В то время я был очень увлечен Флобером и перечитывал роман так часто, что многие абзацы помнил наизусть. Я прочел о нем все, что сумел раздобыть (почему я не знал о книге Штегмюллера, для меня до сих пор загадка): мастерство Флобера, его фанатичная преданность своему делу, его ирония и глубокое понимание тончайших языковых нюансов — все это вызывало у меня страстное восхищение. Лишь очень немногие из писателей могли разделить с Флобером место в моем писательском пантеоне.
— Вы, несомненно, правы. Это образцовый пример для учебника психоанализа. Однако нельзя отрицать, что Луиза была настоящей стервой.
К столику подошла хорошенькая рыжеволосая девушка лет семнадцати-восемнадцати, и сын Пола поднялся поприветствовать ее. Все остальные тоже встали, и после представления и обычных любезностей молодые люди пожелали нам спокойной ночи и под ручку удалились. Я внезапно задумался, как быстро летит время: на улице уже стемнело, и бесчисленные лягушки орали в болоте как сумасшедшие, перекрикивая блеющий саксофон. Заминка вернула меня с небес на землю; когда я сел на место, чудесное настроение как бы раздвоилось, и Пол Мариотт как по мановению волшебной палочки превратился из прекрасного принца в чудовище: он вновь стал подполковником морской пехоты, и полный арсенал звезд и нашивок, чудесным образом исчезнувший из моего поля зрения во время нашего диалога, все так же назойливо сиял на его широкой груди.

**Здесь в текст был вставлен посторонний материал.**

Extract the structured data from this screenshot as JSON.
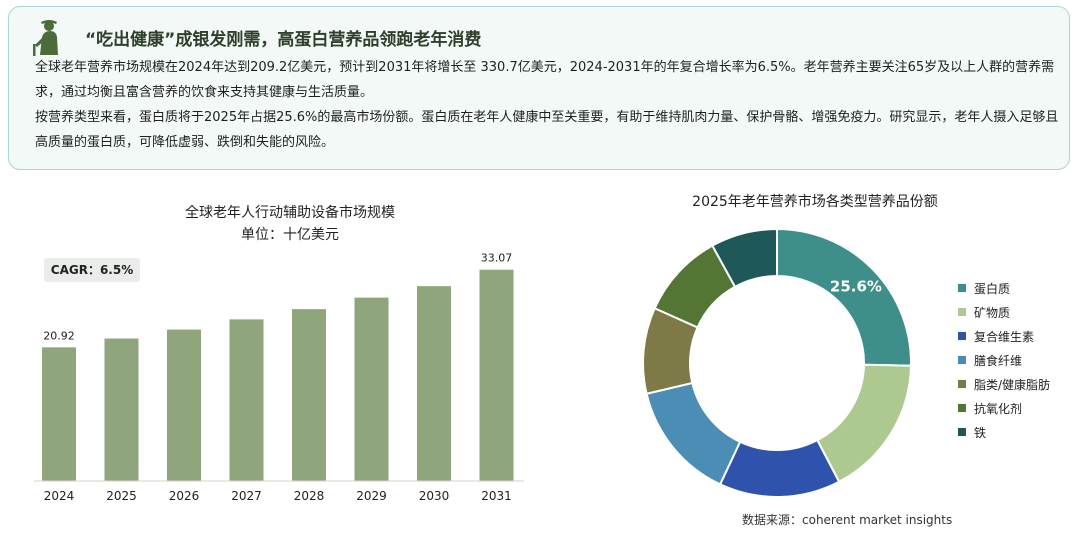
{
  "headline": "“吃出健康”成银发刚需，高蛋白营养品领跑老年消费",
  "paragraph1": "全球老年营养市场规模在2024年达到209.2亿美元，预计到2031年将增长至 330.7亿美元，2024-2031年的年复合增长率为6.5%。老年营养主要关注65岁及以上人群的营养需求，通过均衡且富含营养的饮食来支持其健康与生活质量。",
  "paragraph2": "按营养类型来看，蛋白质将于2025年占据25.6%的最高市场份额。蛋白质在老年人健康中至关重要，有助于维持肌肉力量、保护骨骼、增强免疫力。研究显示，老年人摄入足够且高质量的蛋白质，可降低虚弱、跌倒和失能的风险。",
  "source": "数据来源：coherent market insights",
  "icon": "elder-person-icon",
  "colors": {
    "bar": "#8fa67c",
    "accent": "#3e8f8a",
    "headline": "#2e3f2c"
  },
  "chart_data": [
    {
      "type": "bar",
      "title": "全球老年人行动辅助设备市场规模",
      "subtitle": "单位：十亿美元",
      "annotation": "CAGR：6.5%",
      "categories": [
        "2024",
        "2025",
        "2026",
        "2027",
        "2028",
        "2029",
        "2030",
        "2031"
      ],
      "values": [
        20.92,
        22.3,
        23.7,
        25.3,
        26.9,
        28.7,
        30.5,
        33.07
      ],
      "data_labels": [
        "20.92",
        "",
        "",
        "",
        "",
        "",
        "",
        "33.07"
      ],
      "ylim": [
        0,
        36
      ],
      "grid": false,
      "color": "#8fa67c"
    },
    {
      "type": "pie",
      "title": "2025年老年营养市场各类型营养品份额",
      "legend_position": "right",
      "slices": [
        {
          "label": "蛋白质",
          "value": 25.6,
          "color": "#3e8f8a",
          "display": "25.6%"
        },
        {
          "label": "矿物质",
          "value": 17.2,
          "color": "#adc98f",
          "display": ""
        },
        {
          "label": "复合维生素",
          "value": 14.8,
          "color": "#2f52ad",
          "display": ""
        },
        {
          "label": "膳食纤维",
          "value": 14.5,
          "color": "#4b8db5",
          "display": ""
        },
        {
          "label": "脂类/健康脂肪",
          "value": 10.5,
          "color": "#7d7a48",
          "display": ""
        },
        {
          "label": "抗氧化剂",
          "value": 10.4,
          "color": "#547634",
          "display": ""
        },
        {
          "label": "铁",
          "value": 8.1,
          "color": "#1f5859",
          "display": ""
        }
      ]
    }
  ]
}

Лэйси перегнулся через стол, чтобы спросить Пола о предстоящих полевых учениях. В этот момент у меня зародилось смутное недоумение: почти час я вел увлекательную, почти что научную беседу об изящной словесности не с литературным критиком, не с интеллектуалом — обитателем научных высей, и даже не с npoi шцател ьным дилетантом из тех, кого можно встретить во время долгого путешествия через океан, а с человеком, который провел всю жизнь в кровавой вселенной современной войны и тем не менее нашел в душе ноты, созвучные туманной, окутанной ароматом сирени провинциальной Франции девятнадцатого века. Это плохо укладывалось в голове, но я подумал, что, возможно, поторопился с оценкой корпуса морской пехоты.

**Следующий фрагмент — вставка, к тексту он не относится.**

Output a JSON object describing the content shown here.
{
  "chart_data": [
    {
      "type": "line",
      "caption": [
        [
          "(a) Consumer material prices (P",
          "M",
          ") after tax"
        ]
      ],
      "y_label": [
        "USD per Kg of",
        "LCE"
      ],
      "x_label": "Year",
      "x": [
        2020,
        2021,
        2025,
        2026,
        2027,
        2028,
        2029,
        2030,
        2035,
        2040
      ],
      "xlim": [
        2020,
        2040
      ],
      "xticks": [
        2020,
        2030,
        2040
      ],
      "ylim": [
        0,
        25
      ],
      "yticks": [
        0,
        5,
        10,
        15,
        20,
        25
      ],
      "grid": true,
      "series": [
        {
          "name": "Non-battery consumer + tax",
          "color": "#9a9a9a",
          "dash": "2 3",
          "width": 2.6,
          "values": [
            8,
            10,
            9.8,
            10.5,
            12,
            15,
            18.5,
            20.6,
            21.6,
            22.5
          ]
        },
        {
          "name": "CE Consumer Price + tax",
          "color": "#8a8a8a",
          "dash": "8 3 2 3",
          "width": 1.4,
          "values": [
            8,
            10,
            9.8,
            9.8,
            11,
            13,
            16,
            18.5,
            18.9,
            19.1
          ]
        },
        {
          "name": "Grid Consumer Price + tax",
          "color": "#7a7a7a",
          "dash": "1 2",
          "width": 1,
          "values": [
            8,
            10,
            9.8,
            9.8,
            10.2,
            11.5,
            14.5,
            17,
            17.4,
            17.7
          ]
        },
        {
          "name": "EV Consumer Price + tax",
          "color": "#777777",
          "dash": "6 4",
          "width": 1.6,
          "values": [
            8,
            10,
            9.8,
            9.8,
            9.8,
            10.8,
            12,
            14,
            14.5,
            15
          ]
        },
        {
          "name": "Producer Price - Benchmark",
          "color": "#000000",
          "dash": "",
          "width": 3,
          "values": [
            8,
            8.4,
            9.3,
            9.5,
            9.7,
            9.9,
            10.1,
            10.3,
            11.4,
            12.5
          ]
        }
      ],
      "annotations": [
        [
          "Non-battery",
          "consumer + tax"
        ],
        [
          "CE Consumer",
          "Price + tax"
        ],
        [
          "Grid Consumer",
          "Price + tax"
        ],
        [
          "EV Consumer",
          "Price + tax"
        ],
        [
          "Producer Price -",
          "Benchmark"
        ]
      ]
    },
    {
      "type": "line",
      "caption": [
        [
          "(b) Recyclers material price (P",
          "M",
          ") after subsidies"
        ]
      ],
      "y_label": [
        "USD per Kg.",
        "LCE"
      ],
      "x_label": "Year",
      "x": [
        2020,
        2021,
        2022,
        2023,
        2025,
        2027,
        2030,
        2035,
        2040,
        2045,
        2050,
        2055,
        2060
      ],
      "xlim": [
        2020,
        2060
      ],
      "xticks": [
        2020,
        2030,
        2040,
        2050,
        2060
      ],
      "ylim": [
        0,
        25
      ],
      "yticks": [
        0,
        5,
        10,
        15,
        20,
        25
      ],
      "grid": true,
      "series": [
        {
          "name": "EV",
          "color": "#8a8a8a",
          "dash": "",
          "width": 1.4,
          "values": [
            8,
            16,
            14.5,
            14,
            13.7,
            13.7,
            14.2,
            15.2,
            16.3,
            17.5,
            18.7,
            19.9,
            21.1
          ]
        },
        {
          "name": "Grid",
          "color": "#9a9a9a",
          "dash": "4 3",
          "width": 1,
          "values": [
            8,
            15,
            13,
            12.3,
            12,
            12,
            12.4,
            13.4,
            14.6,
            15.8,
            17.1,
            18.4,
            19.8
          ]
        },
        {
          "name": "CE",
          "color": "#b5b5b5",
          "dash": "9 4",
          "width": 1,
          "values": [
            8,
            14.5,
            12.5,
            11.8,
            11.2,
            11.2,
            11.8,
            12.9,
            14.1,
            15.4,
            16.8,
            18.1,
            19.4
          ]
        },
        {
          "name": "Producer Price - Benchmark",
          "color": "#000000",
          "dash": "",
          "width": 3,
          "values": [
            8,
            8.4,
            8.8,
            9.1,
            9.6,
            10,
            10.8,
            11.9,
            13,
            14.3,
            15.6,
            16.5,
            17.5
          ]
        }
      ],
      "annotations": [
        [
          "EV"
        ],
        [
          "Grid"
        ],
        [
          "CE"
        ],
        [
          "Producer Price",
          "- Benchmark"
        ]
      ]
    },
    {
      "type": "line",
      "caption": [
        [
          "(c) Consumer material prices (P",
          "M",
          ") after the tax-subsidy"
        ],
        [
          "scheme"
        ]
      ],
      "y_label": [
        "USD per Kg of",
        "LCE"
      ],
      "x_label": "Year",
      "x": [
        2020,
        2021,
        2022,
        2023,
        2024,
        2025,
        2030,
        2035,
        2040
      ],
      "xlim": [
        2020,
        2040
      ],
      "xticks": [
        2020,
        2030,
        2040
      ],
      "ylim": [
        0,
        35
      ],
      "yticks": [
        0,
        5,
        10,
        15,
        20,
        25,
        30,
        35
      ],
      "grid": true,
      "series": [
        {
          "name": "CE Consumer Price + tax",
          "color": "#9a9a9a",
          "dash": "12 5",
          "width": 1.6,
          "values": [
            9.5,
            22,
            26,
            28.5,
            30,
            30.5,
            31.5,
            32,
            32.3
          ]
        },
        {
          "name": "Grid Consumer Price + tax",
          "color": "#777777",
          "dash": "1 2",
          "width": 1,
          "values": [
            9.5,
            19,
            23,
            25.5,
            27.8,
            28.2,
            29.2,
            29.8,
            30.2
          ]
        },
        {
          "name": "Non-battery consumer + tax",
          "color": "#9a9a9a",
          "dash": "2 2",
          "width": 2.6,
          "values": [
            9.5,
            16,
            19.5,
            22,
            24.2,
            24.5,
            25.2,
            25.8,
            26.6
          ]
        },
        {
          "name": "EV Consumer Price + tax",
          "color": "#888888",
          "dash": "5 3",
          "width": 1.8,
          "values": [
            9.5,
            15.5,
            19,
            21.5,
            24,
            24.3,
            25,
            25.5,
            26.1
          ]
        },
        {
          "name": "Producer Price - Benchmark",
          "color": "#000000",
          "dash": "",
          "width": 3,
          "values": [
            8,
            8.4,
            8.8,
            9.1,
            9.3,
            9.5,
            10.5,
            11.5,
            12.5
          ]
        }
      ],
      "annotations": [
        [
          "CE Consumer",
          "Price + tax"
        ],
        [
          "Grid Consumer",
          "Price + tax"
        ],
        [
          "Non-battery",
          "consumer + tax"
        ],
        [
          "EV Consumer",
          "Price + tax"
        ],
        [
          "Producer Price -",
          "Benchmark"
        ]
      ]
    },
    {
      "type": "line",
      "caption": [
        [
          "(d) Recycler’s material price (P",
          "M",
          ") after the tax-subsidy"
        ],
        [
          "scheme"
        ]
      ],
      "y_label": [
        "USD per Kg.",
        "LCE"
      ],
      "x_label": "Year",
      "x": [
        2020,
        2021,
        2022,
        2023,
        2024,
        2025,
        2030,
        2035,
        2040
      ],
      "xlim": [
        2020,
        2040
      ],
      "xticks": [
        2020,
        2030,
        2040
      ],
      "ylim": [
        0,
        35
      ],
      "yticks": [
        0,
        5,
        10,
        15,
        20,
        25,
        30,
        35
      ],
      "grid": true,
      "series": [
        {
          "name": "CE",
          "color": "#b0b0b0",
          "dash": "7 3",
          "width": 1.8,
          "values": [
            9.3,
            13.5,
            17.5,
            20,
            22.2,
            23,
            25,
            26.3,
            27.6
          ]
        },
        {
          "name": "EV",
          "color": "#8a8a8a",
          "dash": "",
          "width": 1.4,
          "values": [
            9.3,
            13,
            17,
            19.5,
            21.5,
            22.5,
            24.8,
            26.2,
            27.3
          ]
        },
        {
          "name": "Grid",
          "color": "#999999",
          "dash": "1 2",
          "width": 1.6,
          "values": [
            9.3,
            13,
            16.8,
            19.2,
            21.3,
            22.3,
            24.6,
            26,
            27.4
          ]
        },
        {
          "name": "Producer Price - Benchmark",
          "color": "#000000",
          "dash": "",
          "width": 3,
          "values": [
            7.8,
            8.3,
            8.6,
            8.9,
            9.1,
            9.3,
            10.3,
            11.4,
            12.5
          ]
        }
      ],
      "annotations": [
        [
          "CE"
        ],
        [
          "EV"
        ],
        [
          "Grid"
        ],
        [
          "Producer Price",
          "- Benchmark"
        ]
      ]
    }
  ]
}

Жара в то лето стояла чудовищная, это было что-то невообразимое, превосходившее все мыслимые пределы. Поскольку наш лагерь располагался на краю обширного болота, мы страдали от повышенной влажности ничуть не меньше, чем от палящего солнца: в иные дни окружающий мир представлялся парилкой, из которой нельзя было выйти. Форма в одно мгновение становилась мокрой. Мы маршировали под палящим солнцем, брели по лесу и устанавливали минометные гнезда в душных оврагах; случалось, что бойцов уносили с тепловым ударом, обезвоженных, в состоянии, близком к коме. Впрочем, на улице жара переносилась все-таки легче: тень деревьев предлагала слабенькую, но защиту, внезапное дуновение ветра освежало своим дыханием, к услугам купальщиков повсюду струились приливные течения. А вот на базе, в душном кирпичном бараке батальонной штаб-квартиры, жара становилась невыносимой, не поддающейся описанию; мне не
с чем было ее сравнить — я никогда в жизни не испытывал ничего подобного, разве только читал легенду о захолустном мексиканском городке Вильяэрмоса в мексиканской провинции Табаско, где даже священники сходили от жары с ума и умирали, проклиная безжалостное божество, сотворившее этот земной ад. Мне периодически приходилось подолгу там сидеть, занимаясь бумажной работой. Скрючившись за письменным столом, я с отвращением разбирал документы и накачивался кока-колой, в четвертый или пятый раз глотая очередное письмо от Лорел, лежавшей, раскинувшись в тоске желания, на безмятежном побережье Файр-Айленда.
Однажды в конце июня, просидев все утро в штаб-квартире, я с трудом добрался до ОХО. Мне пришлось встать с рассветом, и я рассчитывал подремать часок перед обедом, а потом уже присоединиться к взводу на полигоне. Поднимаясь по лестнице на свой этаж, я уловил звуки разбитной мелодии, доносившейся из радиоприемника или патефона, — хриплые женские причитания под аккомпанемент деревенских скрипок и электрического вибрато. Этот балаган никак не укладывался ни в какие представления об офицерском общежитии, пусть даже почти пустом.